Re: [gmx-users] Tests with Threadripper and dual gpu setup

2018-02-12 Thread Harry Mark Greenblatt
BS”D



Did you build with or without hwloc?

I did use hwloc.




—
Gromacs 2018 rc1 (using gcc 4.8.5)
—

Using AVX_256


You should be using AVX2_128 or AVX2_256 or Zen! The former will be fastest
in CPU-only runs, the latter can often be (a bit) faster in GPU accelerated
runs.


Once I saw that AVX2_128 was faster, I did not think there would be an 
advantage to AVX2_256 on GPU runs.

So is there any suggestion to overcome the problem of gcc 5.5 not recognising 
what CPU hardware I have (not that 5.5 gave much of an advantage in Gromacs 
2016).


Now force Dynamic Load Balancing

gmx mdrun -v -deffnm test.npt -s test.npt.tpr -pme gpu -pin on -ntmpi 4
-npme 1 -gputasks 0011 -nb gpu -dlb yes


I would recommend *against* doing that unless you have concrete cases where
this is better than "-dlb auto" -- and if you have such cases, please share
them as it is not expected behavior. (Note: DLB has acquired the capability
to observe when turning it on it leads to performance drop and it switches
off automatically in such cases!)


I did see that it in some cases it was turning off DLB for a while, or for the 
rest of the run.

In my case however, I did get better results by forcing it to be on.

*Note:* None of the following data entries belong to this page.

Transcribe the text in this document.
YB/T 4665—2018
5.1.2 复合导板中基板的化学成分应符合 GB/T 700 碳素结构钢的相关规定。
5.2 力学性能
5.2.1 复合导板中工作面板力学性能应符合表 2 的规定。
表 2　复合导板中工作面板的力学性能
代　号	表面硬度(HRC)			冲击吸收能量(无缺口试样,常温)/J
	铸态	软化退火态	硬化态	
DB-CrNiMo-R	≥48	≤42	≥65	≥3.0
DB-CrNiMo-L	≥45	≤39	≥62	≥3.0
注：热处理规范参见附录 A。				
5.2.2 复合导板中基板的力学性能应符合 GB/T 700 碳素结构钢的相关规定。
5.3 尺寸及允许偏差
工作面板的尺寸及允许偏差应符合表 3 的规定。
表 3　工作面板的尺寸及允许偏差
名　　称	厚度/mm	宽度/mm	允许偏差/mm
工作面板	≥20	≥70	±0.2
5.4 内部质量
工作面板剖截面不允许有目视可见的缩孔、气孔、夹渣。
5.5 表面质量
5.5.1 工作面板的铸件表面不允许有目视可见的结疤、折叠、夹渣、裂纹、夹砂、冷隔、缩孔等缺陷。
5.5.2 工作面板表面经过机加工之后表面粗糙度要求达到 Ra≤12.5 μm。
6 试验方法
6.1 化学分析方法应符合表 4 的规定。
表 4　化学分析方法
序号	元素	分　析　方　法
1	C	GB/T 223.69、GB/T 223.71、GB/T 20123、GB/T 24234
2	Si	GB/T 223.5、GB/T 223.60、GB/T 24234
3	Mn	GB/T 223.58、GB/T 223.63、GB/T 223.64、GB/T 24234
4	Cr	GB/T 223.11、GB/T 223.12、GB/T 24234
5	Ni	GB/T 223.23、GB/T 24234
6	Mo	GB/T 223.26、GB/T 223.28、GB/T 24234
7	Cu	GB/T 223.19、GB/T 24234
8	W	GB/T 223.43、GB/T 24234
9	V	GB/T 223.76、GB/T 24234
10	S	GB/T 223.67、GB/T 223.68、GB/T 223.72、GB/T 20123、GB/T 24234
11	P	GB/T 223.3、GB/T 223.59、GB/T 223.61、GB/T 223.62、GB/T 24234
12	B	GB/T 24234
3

I can send the .tpr file to you, off-list, if you want…



Thanks

Harry





Harry M. Greenblatt
Associate Staff Scientist
Dept of Structural Biology   
harry.greenbl...@weizmann.ac.il<../../owa/redir.aspx?C=QQgUExlE8Ueu2zs5OGxuL5gubHf97c8IyXxHOfOIqyzCgIQtXppXx1YBYaN5yrHbaDn2xAb8moU.=mailto%3aharry.greenblatt%40weizmann.ac.il>
Weizmann Institute of SciencePhone:  972-8-934-6340
234 Herzl St.Facsimile:   972-8-934-3361
Rehovot, 7610001
Israel

-- 
Gromacs Users mailing list

* Please search the archive at 
http://www.gromacs.org/Support/Mailing_Lists/GMX-Users_List before posting!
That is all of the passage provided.